Wonders are enormous monuments representing the architectural achievements of the time. They require huge amounts of resources to build and are constructed very slowly. Wonders do not produce units or allow research. In scenarios with Standard Victory conditions, a player can win by constructing a wonder and keeping it from being destroyed for 2,000 years (15 minutes under standard game timing). Building a wonder also greatly increases a player's score, which is beneficial in "score" games. Other players typically make it their top priority to destroy enemy wonders, especially under Standard Victory conditions. For this reason and because a wonder is relatively easy to destroy, a wonder must be sufficiently guarded at all times. Wonders cannot be converted by priests (even when equipped with the technology to convert buildings).
Age of Empires was generally well received by critics, and scored highly on review aggregator websites including an 8.3 out of 10 on Metacritic, an 87% on Game Rankings, an 85 out of 100 on MobyGames, and an 8.4 out of 10 on GameStats.
Game Revolution categorized the game as "a cross between Civilization 2 and Warcraft II", while Gamespot lamented that "AOE is a simple combat game rather than a glorious empire-builder", and found the game as being "Warcraft with a hint of Civilization." GameVortex also wanted less of a combat-oriented gameplay, but praised the modes of play, especially finding that "the random map generation [...] really keeps the game spiced up."
The level of micromanagement necessary to control the game, due to no possibility of production queues and low AI of the player's units, GameSpot perceived "a poor idea", which " seriously diminishes AOE's enjoyability." GameVortex echoed this criticism, while PC Gameworld pointed out the subsequently released patches improving some of the faulty AI programming.
While noting the similarities with Warcraft II, PC Gameworld praised the uniqueness of each playable civilization, and noted that the "graphics are extremely detailed and have a hand-painted feel to them.
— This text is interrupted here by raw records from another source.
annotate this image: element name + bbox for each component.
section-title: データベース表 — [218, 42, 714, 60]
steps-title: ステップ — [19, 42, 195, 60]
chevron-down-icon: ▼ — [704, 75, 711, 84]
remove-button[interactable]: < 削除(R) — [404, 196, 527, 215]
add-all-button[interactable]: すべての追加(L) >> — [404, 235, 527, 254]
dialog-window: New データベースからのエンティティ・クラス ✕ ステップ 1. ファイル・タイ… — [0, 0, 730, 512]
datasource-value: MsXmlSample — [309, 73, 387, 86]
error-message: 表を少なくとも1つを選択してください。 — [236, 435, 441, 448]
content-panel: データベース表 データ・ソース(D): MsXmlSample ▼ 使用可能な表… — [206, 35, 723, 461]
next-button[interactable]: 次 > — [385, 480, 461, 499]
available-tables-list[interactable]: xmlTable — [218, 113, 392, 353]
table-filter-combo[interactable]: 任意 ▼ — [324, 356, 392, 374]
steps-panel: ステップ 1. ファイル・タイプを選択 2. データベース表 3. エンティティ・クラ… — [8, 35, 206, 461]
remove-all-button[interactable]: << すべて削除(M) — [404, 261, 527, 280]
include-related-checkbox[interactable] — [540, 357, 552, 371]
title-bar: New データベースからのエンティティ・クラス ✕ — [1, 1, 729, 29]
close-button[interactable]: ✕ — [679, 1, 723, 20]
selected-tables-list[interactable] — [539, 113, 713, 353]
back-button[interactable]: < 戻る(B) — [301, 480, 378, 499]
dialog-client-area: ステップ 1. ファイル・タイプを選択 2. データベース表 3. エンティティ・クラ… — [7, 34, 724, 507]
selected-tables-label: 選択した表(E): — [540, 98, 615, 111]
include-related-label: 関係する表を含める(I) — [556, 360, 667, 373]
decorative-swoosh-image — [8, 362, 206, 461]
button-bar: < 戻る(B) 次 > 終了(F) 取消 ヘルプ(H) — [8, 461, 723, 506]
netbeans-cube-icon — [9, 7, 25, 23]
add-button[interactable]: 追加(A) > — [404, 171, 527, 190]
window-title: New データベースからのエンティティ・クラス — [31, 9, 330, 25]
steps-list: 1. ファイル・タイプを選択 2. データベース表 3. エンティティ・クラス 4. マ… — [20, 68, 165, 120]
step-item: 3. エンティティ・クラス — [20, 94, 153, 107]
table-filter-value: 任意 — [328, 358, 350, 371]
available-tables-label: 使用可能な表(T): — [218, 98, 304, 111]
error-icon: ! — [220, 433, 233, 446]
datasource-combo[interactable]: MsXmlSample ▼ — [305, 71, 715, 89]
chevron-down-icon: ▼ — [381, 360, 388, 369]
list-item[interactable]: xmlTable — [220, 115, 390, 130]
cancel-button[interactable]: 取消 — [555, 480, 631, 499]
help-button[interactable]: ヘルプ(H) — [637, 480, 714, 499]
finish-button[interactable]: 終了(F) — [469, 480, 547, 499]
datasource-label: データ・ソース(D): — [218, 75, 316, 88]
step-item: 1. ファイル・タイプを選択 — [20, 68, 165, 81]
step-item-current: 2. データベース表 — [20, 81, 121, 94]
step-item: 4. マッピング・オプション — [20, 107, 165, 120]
It's rare to see a game this beautiful with such detailed unit movements.". Game Revolution was impressed by the amount of different units of the game, and noted that the developers "obviously did [their] research here, and the result is a well rounded, historically accurate product (at least for a game)" The soundscape of the game was also criticized, with GameVortex stating that "the aureal clues just aren't enough to let you differentiate just what's going on."
With a view to the future of the game, Game-Revolution accented the scenario editor, which "allows you total control in the design of scenarios and campaigns," a "tool at your disposal to create a scenario exactly to your liking." The game has also won numerous awards, including Gamecenter's 1997 Game of the Year and the *1998 AIAS Computer Strategy Game of the Year award.